Space junk could take out a European satellite this week
With part of an old Russian satellite threatening to make a mess of a European Space Agency orbiter Wednesday, scientists are rushing out a rare collision avoidance scheme.
A European Space Agency satellite risks colliding with a piece of space debris about 15 centimeters (a half-foot) long this week, forcing ESA's flight control to plan a rare evasive maneuver.
A piece of an old Russian satellite called Cosmos-375 is forecast to miss Swarm-B, one of ESA's three Swarm satellites that measure Earth's magnetic fields, by just over the length of a football field. But the margin of error for that forecast is around 1,000 meters (3,280 feet or more like three football fields).
ESA has been working with data from the US armed forces' Joint Space Operations Center (JSpOC), located at Vandenberg Air Force base in California, to plan a collision avoidance maneuver that would be uploaded to the satellite Wednesday.
If the satellite is able to alter its orbit as planned, the piece of junk should pass 746 meters (2,448 feet) in front of Swarm-B and 56 meters (184 feet) below it.
"In other words, we see that conducting the planned maneuver would be sufficient to reduce the risk to acceptable levels," ESA's Tim Flohrer said in a blog update on the situation.
Most space debris is made up of pieces of older, man-made satellites that are no longer in operation.
JSpOC and others track well over a half million pieces of space junk small as just a couple of centimeters as they orbit us and sometimes cause problems. Last year, a particle just a few millimeters long is believed to have damaged ESA's Sentinel-1A radar satellite when it dinged it at on orbital velocity of about 40,000 kilometers per hour (about 25,000 mph).

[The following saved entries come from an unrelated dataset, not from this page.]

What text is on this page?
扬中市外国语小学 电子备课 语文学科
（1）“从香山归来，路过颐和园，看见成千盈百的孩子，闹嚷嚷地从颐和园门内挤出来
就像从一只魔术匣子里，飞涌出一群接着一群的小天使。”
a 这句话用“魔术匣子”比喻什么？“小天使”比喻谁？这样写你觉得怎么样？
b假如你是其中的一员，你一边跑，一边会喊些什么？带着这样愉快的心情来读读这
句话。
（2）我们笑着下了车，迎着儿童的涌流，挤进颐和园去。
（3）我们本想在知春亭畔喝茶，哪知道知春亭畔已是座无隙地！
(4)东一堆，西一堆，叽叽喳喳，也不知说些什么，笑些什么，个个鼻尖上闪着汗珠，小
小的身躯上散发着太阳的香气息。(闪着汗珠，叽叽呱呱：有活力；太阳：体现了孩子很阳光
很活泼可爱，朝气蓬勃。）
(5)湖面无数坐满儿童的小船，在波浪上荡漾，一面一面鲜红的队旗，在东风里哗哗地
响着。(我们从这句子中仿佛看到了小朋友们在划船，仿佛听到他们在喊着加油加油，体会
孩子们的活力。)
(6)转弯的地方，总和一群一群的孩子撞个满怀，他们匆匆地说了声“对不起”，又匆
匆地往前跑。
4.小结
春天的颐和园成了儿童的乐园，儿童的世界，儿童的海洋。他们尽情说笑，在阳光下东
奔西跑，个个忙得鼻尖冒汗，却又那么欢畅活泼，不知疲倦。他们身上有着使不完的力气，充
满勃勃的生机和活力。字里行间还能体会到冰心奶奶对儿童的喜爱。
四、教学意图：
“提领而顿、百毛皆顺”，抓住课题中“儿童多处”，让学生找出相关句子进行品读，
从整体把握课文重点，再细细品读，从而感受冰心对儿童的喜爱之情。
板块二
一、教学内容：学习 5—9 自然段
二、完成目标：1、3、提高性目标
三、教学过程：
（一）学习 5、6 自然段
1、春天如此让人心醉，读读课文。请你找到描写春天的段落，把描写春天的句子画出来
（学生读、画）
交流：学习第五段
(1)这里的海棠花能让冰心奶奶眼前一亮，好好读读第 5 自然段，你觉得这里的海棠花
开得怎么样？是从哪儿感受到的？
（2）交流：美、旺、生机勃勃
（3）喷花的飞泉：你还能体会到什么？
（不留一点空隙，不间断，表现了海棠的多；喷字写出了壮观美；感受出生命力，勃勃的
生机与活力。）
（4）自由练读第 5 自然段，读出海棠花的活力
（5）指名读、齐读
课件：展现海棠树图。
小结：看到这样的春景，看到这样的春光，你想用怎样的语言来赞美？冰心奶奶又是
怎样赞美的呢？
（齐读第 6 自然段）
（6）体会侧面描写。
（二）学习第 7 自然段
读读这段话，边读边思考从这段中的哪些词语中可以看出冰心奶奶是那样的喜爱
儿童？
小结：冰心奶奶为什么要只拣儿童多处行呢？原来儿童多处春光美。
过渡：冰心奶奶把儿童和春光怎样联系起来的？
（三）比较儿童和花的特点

Interestingly, a piece of Cosmos-375, which was itself destroyed by a collision, also threatened to smack the International Space Station back in 2011.
Space debris has become a growing concern as Earth orbit has become more crowded with satellites. In the worst case scenario, a catastrophic impact like the one portrayed in the 2013 film "Gravity" could lead to a cascade of collisions creating a huge cloud of orbiting debris that essentially makes access to space impossible for multiple generations.
Scientists are working on a number of ways to address the broader problem, including lasers, but for this week the hope is that simply moving the satellite out of the way should be enough to prevent the problem from getting worse.
We should know if that worked after the piece of junk makes its close pass at 3:10 p.m. PT Wednesday. Fingers crossed.